Pyramids and Astronomy
ALIGNMENT OF THE PYRAMIDS TO TRUE NORTH
The Great Pyramid's north-south axis is aligned to within three-sixtieths of a degree of true north-south. It would be worthwhile to note that this alignment is more accurate than that of the Meridian Building at the Greenwich Observatory in London, which deviates from true north by nine-sixtieths of a degree. Even though there is no evidence in ancient texts that the Egyptians used astronomical knowledge in the construction of the pyramids, it seemed possible that they did indeed possess such knowledge, and had used it in finding the true north.
This conjecture came about after the analysis of the night sky in 2, 500BC. Egyptologist Kate Spence came up with a more precise method to date the Pyramids of Giza using slight divergences in their bases' alignment from the true north direction. Nature 408'2000, Pg320-324 In this issue, she also proposed a method which might have been used by the Egyptians to find true north.
The precise alignment to true north can only be achieved by astronomical algorithms but the existing Egyptians transcripts mentioned nothing about the exact way to obtain it. By comparing the rising and setting positions of the Sun in the east and the west and bisect the angle between them, we can find the true north. If we apply this procedure, the procedure must be carried out near the time of a solstice, when the Sun seems momentarily to stand motionless in its position in its seasonal transit higher or lower in the sky. However, difficulties with observing objects near the horizon due to the interference from the Earth's atmosphere and with having a perfectly horizontal view at the same level or height at both the east and west sides which make this method quite unreliable.

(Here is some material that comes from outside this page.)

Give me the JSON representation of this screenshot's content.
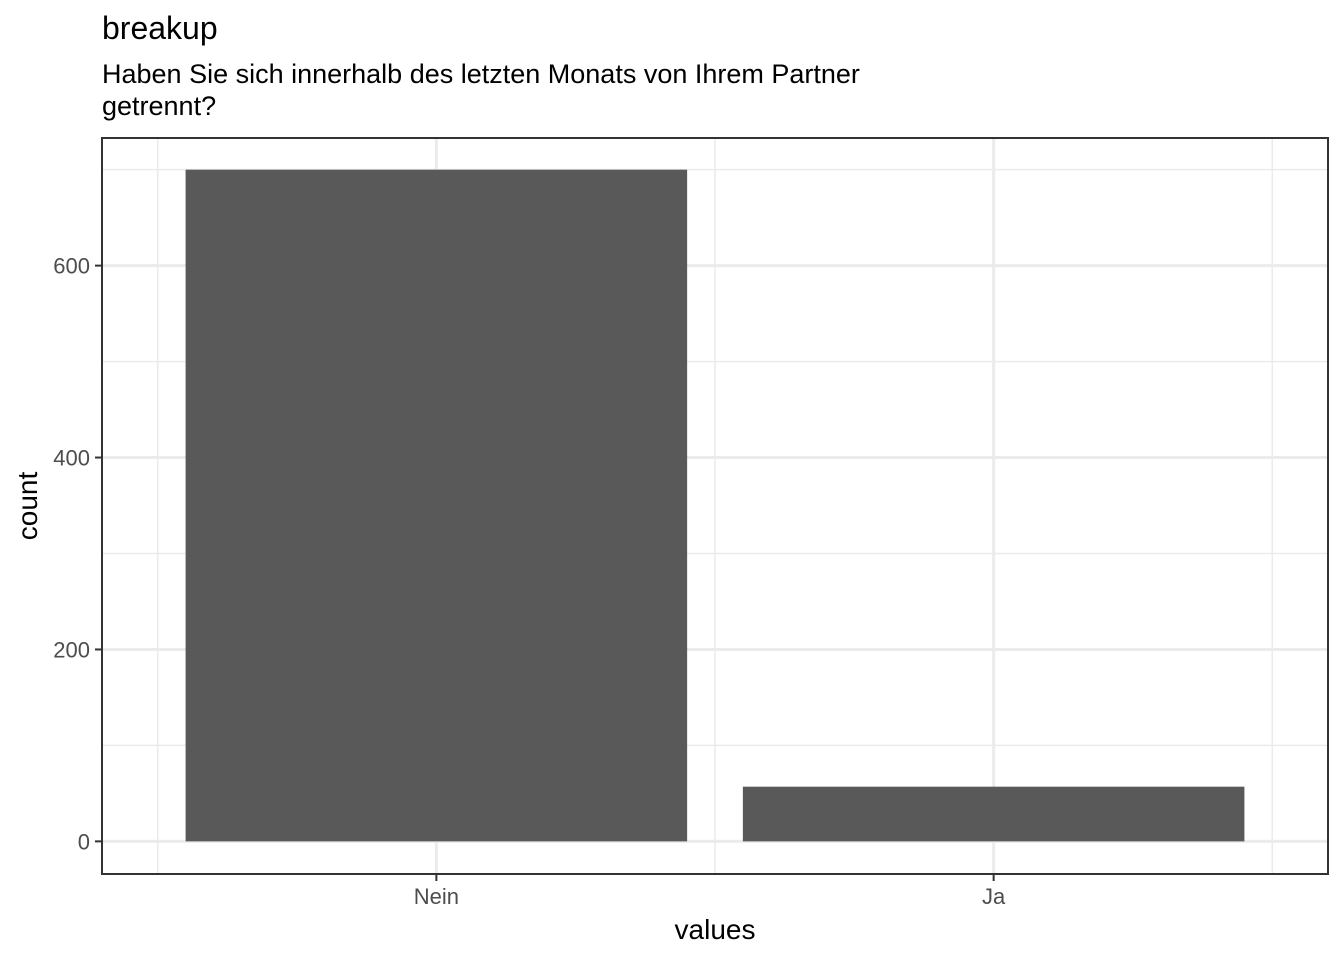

Alternatively, we can build some type of scaffolding to provide a view line for alignment with the north pole star but there was no appropriate pole star when the pyramids were built. Directly above their heavenly counterparts, the celestial poles are points in the night sky around which the stars seem to rotate about. Now, the north celestial pole points close to the star Polaris. As the Earth's axis of rotation is changing due to precession, the positions of the celestial poles shift gradually among the stars in a 26, 000-year precessional cycle.
Therefore, Spence came up with the suggestion that despite the fact that there was no pole star present for accurately pinpointing the exact true north in ancient Egypt when the pyramids were built, there was a pair of moderately shining stars, each on the either side of the ancient celestial pole, which in 2467 BC aligned exactly along a straight line including the celestial pole. One of the stars is Kochab in the bowl of the Little Dipper, the other star is Mizar in the middle of the handle of the Big Dipper Kochab and Mizar are technically known as b-Ursae Minoris and x-Ursae Majoris. In 2467 BC, an Egyptian astronomer could wait while the heavens slowly pivoted around the unmarked pole until a plumb line exactly intersected both stars, one above the invisible pole and the other below it. The sight line to the horizon point directly below the plumb line would then point straight to north.